Below is an example of YAKV usage":

let store = Storage::open(data_path, Some(log_path), StorageConfig::default())?;

// Simple insert/update:
let key = b"Some key".to_vec();
let value = b"Some value".to_vec();
store.put(key, value)?;

// Simple remove:
let key = b"Some key".to_vec();
store.remove(key)?;

// Bulk update
store.put_all(
	&mut iter::repeat_with(|| {
	    let key = rand.gen::<[u8; KEY_LEN]>().to_vec();
	    let value = rand.gen::<[u8; VALUE_LEN]>().to_vec();
        Ok((key, value))
	} ).take(TRANSACTION_SIZE))?;

// Bulk delete
store.remove_all(
    &mut iter::repeat_with(|| Ok(rand.gen::<[u8; 8]>().to_vec()))
       .take(TRANSACTION_SIZE),

// Explicit transaction:
{
    let trans = store.start_transaction();
    trans.put(&1u64.to_be_bytes().to_vec(), &PAYLOAD)?;
    trans.put(&2u64.to_be_bytes().to_vec(), &PAYLOAD)?;
    trans.remove(&2u64.to_be_bytes().to_vec())?;
    trans.commit()?;
}

// Simple lookup
let key = b"Some key".to_vec();
if let Some(value) = store.get(&key)? {
    println!("key={:?}, value={:?}", &key, &value);
}

// Iterate through all records:
for entry in store.iter() {
    let kv = entry?;
	println!("key={:?}, value={:?}", &kv.0, &kv.1);
}

// Range iterator:
let from_key = b"AAA".to_vec();
let till_key = b"ZZZ".to_vec();
for entry in store.range(from_key..till_key) {
    let kv = entry?;
	println!("key={:?}, value={:?}", &kv.0, &kv.1);
}

// Backward iterartion:
let till_key = b"XYZ".to_vec();
let mut it = store.range(..=till_key);
while let Some(entry) = it.next_back() {
    let kv = entry?;
	println!("key={:?}, value={:?}", &kv.0, &kv.1);
}

// Close storage
store.close()?;

Performance comparison:

Below are results (msec: smaller is better) of two benchamrks.

SwayDB benchmark: insertion 1M records with 8 byte key and 8 byte value.

db seq rnd
SwayDB 5526 14849
LevelDB 1107 7969
yakv 594 1263

LMDB benchmark: insert+read of 1M records with 4-bytes key and 100 byte value.

db seq-write rnd-write seq-read rnd-read
Chronicle 836 894 613 634
LevelDB 1962 2089 2223 2476
LMDB 144 896 108 634
MapDB 8876 9304 9676 9707
MVStore 1328 1675 7757 8420
RocksDB 1800 1850 1814 2067
Xodus 674 13981 3486 4978
kv 5626 7546 742 1943
yakv 1079 1617 549 1020

Performance dependency on transaction size (LMDB vs.

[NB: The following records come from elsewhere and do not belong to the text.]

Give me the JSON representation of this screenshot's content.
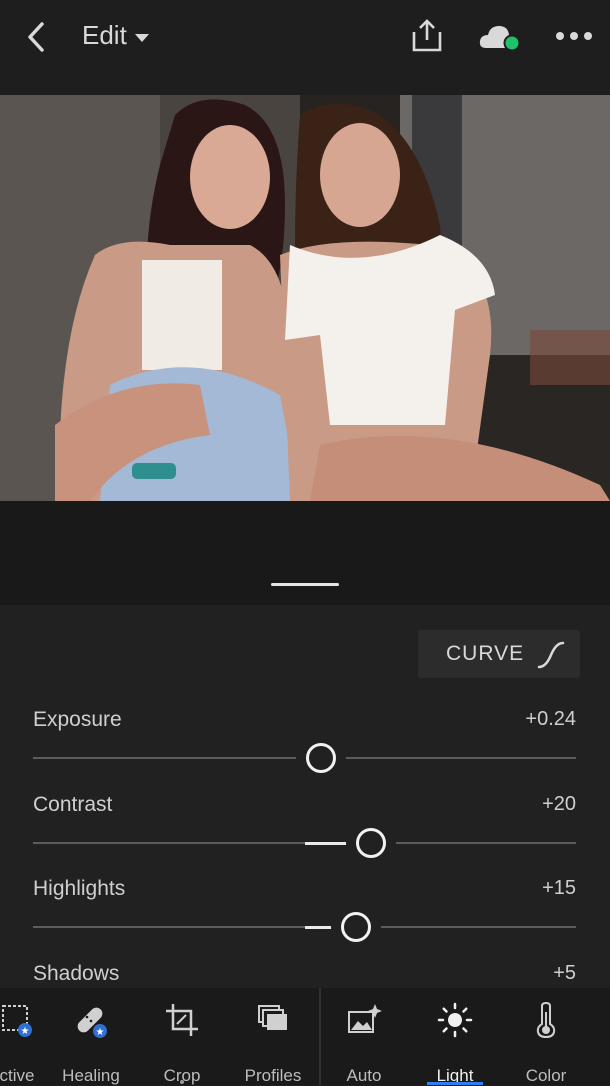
{
  "header": {
    "mode_label": "Edit"
  },
  "panel": {
    "curve_label": "CURVE",
    "sliders": [
      {
        "name": "Exposure",
        "value": "+0.24",
        "position": 0.53
      },
      {
        "name": "Contrast",
        "value": "+20",
        "position": 0.62
      },
      {
        "name": "Highlights",
        "value": "+15",
        "position": 0.59
      },
      {
        "name": "Shadows",
        "value": "+5",
        "position": 0.52
      }
    ]
  },
  "toolbar": {
    "tools": [
      {
        "label": "ctive",
        "icon": "selective-icon"
      },
      {
        "label": "Healing",
        "icon": "healing-bandage-icon"
      },
      {
        "label": "Crop",
        "icon": "crop-icon"
      },
      {
        "label": "Profiles",
        "icon": "profiles-icon"
      },
      {
        "label": "Auto",
        "icon": "auto-icon"
      },
      {
        "label": "Light",
        "icon": "light-sun-icon",
        "active": true
      },
      {
        "label": "Color",
        "icon": "color-thermometer-icon"
      }
    ]
  },
  "colors": {
    "accent": "#2f80ed",
    "sync_status": "#1fc16b"
  }
}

YAKV or COW vs. WAL). This benchmark inserts 1M random keys (as in LMDB benchmark), but inserts are grouped in transactions (time in msec):

tx size yakv LMDB
1000000 1543 1367
100000 3914 3022
10000 16384 8139
1000 30944 16881
100 85268 70775
10 192179 229538

So for large transactions LMDB is slightly faster, for small transactions YAKV is faster and for medium size transactions LMDB is about two times faster than YAKV.